Tamega afirma, até o momento, as soluções apresentadas para financiar o novo programa do governo federal foram ruins, mas o lado bom é que essas ideias têm sido rechaçadas. “Se você quiser ser otimista, pode ser que isso implique ter alguma solução de algum corte de gasto para compensar o aumento do Bolsa Família. A leitura pessimista é de que o mundo político, incluindo Executivo e Legislativo, não quer cortar na carne. Acha que é difícil demais, é impopular, como o presidente falou, que não dá para tirar de pobres para dar para os paupérrimos. O fato de que o mundo político não quer enfrentar esse custo deixa uma sinalização negativa para o mercado”, diz.

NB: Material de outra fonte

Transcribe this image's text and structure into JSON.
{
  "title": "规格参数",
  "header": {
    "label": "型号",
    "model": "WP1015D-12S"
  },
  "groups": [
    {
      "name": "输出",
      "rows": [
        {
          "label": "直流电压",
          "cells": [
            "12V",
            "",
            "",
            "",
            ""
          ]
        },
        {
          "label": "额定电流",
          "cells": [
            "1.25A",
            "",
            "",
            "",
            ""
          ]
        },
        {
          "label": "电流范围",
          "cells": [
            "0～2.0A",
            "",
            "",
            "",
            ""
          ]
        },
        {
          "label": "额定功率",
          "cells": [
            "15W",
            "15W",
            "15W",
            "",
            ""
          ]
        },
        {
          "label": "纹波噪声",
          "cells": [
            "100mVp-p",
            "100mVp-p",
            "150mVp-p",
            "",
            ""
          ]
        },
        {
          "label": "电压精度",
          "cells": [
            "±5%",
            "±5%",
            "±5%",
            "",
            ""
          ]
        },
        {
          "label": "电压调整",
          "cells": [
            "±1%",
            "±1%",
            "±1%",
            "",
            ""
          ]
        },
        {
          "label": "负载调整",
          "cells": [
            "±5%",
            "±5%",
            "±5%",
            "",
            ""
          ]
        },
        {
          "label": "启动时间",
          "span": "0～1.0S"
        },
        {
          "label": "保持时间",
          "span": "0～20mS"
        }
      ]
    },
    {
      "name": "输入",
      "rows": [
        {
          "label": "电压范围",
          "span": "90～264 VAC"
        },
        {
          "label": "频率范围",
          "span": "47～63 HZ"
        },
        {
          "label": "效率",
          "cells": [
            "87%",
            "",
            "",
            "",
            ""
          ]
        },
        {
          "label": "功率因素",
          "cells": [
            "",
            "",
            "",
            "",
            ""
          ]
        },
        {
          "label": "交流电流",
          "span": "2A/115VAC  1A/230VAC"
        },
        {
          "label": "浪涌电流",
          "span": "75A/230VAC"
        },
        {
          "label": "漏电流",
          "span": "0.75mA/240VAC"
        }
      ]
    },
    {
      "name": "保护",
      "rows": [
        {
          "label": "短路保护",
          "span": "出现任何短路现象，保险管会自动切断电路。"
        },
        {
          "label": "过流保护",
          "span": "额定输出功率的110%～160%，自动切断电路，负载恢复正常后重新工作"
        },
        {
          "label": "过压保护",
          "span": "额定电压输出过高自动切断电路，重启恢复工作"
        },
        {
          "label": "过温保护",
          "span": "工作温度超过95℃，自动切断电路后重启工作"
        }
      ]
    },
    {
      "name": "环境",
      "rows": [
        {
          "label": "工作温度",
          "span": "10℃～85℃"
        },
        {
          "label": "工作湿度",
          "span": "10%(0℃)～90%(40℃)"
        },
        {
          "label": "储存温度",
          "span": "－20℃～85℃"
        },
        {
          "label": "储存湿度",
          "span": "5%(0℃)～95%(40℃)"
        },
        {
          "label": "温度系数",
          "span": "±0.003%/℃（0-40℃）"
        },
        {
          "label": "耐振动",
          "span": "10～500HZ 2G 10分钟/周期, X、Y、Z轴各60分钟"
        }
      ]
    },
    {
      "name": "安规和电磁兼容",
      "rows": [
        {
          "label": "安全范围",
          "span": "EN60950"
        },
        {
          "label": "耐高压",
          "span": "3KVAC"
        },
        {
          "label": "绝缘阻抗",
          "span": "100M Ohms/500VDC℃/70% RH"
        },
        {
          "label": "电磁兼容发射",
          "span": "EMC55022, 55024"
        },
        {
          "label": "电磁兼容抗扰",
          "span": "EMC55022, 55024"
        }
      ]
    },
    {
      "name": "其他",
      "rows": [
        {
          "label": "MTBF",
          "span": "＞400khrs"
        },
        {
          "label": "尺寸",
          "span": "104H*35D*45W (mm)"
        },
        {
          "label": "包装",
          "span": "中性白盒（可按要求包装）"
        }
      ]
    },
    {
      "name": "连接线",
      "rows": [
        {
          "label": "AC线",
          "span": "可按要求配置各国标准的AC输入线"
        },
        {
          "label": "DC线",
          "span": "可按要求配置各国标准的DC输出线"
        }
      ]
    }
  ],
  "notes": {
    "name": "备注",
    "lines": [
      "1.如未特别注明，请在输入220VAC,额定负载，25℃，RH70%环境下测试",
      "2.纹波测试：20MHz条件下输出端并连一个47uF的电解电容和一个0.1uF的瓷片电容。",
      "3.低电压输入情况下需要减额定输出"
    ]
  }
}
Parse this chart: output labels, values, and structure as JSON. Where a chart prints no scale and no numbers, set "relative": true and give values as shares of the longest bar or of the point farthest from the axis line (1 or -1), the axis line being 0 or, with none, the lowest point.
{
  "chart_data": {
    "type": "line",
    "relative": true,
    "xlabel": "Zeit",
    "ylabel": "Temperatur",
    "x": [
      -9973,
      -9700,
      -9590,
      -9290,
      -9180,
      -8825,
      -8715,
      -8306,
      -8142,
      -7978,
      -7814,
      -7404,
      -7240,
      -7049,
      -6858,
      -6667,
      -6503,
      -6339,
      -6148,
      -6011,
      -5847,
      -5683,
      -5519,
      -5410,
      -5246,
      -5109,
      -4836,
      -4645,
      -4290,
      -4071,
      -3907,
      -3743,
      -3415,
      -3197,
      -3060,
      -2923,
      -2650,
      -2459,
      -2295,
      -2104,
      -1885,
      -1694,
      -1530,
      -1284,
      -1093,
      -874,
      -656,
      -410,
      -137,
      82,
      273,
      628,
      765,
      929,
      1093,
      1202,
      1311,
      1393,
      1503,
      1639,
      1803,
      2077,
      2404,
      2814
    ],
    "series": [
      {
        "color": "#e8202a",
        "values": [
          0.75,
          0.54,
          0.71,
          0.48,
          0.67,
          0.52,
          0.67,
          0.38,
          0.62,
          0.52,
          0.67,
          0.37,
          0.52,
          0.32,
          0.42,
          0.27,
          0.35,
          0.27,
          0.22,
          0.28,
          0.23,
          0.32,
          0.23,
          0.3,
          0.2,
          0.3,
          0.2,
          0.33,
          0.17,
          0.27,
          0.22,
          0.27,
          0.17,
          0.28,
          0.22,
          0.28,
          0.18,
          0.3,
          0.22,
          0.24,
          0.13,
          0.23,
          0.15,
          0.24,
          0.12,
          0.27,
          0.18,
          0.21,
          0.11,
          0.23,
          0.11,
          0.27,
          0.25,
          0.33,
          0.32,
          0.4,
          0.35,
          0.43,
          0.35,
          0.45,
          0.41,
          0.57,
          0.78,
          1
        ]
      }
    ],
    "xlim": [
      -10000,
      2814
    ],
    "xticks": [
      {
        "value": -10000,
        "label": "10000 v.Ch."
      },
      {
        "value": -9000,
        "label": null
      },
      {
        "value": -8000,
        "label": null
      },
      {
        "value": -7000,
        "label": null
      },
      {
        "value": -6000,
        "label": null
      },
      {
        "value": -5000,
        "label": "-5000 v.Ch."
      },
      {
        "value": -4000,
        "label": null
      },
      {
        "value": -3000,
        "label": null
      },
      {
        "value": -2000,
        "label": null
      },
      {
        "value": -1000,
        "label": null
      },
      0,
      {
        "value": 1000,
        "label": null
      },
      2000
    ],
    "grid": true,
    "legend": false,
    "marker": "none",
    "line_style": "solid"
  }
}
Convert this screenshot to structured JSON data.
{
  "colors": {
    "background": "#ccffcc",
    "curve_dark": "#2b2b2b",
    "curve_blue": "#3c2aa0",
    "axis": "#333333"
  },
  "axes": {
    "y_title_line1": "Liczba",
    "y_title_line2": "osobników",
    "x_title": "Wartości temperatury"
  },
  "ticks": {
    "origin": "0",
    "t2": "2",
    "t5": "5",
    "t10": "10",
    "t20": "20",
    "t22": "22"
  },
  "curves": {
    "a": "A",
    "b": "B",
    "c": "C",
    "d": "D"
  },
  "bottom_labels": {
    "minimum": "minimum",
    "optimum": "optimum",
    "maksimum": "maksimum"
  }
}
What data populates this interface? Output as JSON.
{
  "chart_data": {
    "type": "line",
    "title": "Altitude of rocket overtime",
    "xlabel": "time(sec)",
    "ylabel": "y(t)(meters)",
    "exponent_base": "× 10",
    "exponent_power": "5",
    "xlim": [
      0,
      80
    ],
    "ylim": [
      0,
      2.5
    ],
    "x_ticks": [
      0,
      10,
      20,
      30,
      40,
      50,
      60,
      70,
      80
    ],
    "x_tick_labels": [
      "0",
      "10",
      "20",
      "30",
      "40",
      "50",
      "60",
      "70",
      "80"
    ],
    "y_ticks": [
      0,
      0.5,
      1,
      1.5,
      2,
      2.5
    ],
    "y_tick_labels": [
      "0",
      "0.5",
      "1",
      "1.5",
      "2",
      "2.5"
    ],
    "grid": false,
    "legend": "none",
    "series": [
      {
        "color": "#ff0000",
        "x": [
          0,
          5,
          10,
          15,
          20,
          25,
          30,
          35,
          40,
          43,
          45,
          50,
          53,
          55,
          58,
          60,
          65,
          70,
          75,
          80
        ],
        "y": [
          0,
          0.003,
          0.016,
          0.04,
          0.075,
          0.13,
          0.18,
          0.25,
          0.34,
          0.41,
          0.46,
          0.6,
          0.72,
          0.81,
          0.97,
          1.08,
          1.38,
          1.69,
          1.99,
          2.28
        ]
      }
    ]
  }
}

Segundo o economista-chefe, mesmo as reformas e as privatizações estão sendo vistas como forma de abrir espaço para fazer novos gastos. “A discussão começa com o gasto e se fala em gatilhos para financiá-lo. Mas, com esse nível de dívida, a discussão tinha de ser como conseguir uma trajetória descendente dos gastos. Até porque, o teto de gastos em relação ao PIB demanda isso. Não tem muito por onde escapar, se queremos manter o arcabouço fiscal, que passa pelo teto de gastos, não tem mágica, tem de fazer a consolidação fiscal”, defende.